Les Mettier gagnèrent le quartier réservé aux Français, où les attendait un logement. La maison, sise boulevard Miche, était simple et spacieuse avec un jardin très agréable, bien ombragé. Ils y vivraient désormais à trente, les portes devaient rester ouvertes de jour comme de nuit, y compris à l’intérieur pour que la Kampétaï puisse intervenir à tout moment pour une arrestation ou un contrôle (il y avait des perquisitions en pleine nuit). Elle agissait toujours avec une extrême violence. On prenait soin de ne jamais se trouver en faute. La promiscuité était difficilement supportable et les enfants des autres odieux. Surtout, ils étaient inconscients et dangereux.

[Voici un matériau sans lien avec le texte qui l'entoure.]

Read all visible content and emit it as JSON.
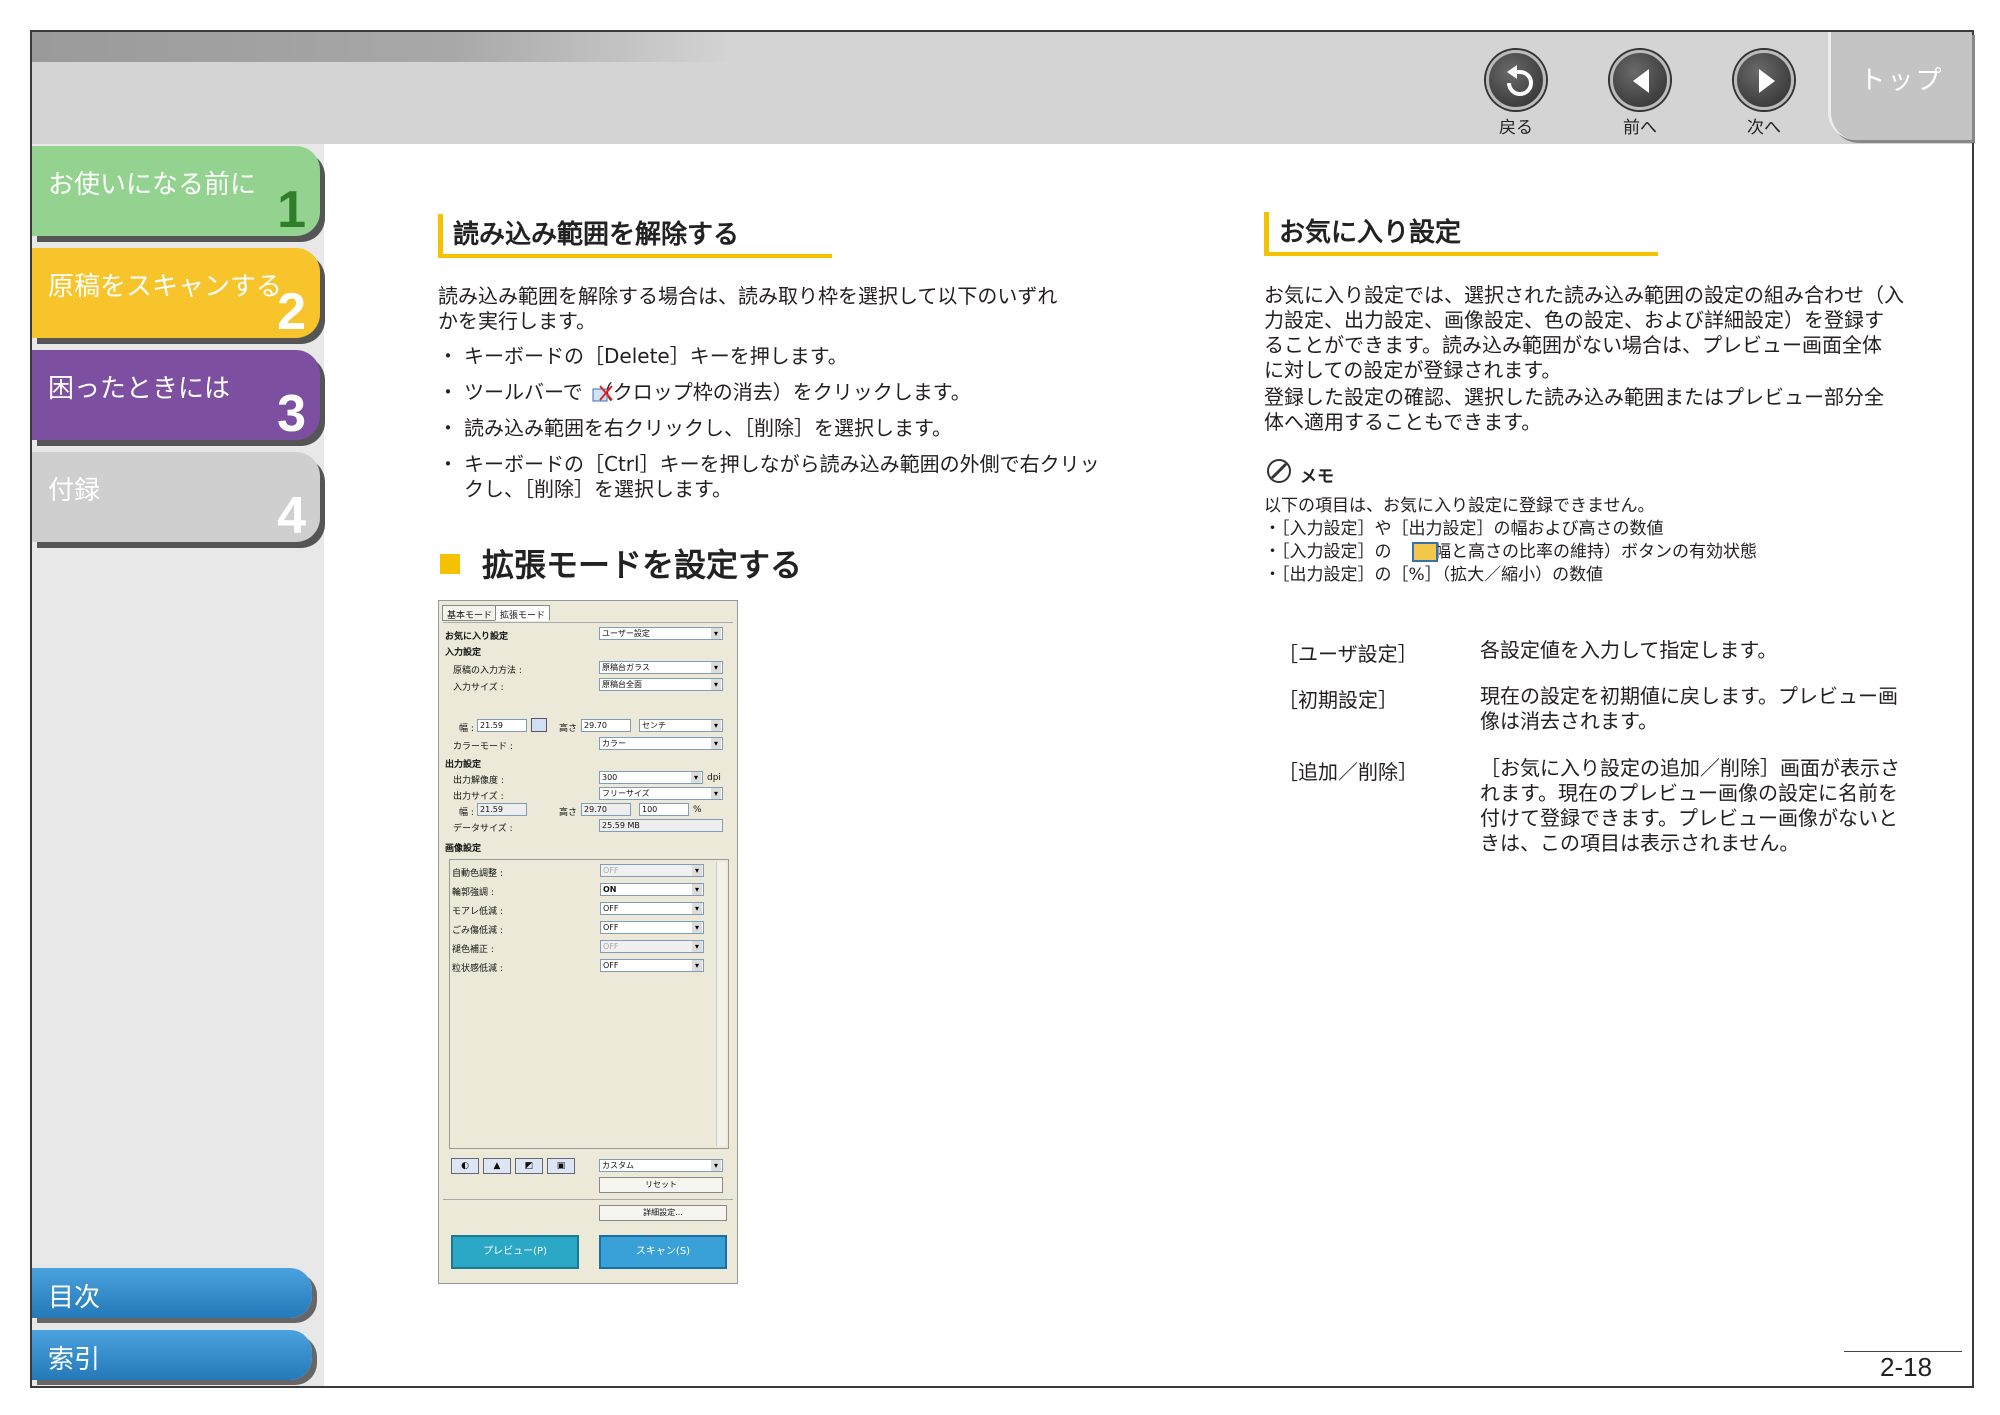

Certains s’amusaient à narguer l’autorité japonaise ! S’ils se faisaient prendre, tous les membres de la villa risquaient d’en pâtir, il fallait sans arrêt les tenir à l’œil.
La vie s’organisait, on se répartissait les rôles, les corvées, on dépliait des nattes pour la nuit puis le salon était réinvesti par la collectivité le jour. Il y avait chaque matin des distributions de nourriture par habitation. On ne pouvait quitter le quartier pour compléter son ravitaillement, mais des femmes, des Annamites le plus souvent, bravant toute interdiction, venaient vendre leurs marchandises chez eux. Souvent, les soldats les bousculaient, renversaient leur panier, piétinaient les étals, mais rien n’y faisait. Il y avait tant à gagner ! Pendant quelques jours, Huber, avec son laissez-passer pour travailler au journal, faisait figure de privilégié. Même si ses possibilités de circulation étaient réduites, il pouvait rapporter quelques provisions pour les siens. Cela dura une semaine, puis il disparut.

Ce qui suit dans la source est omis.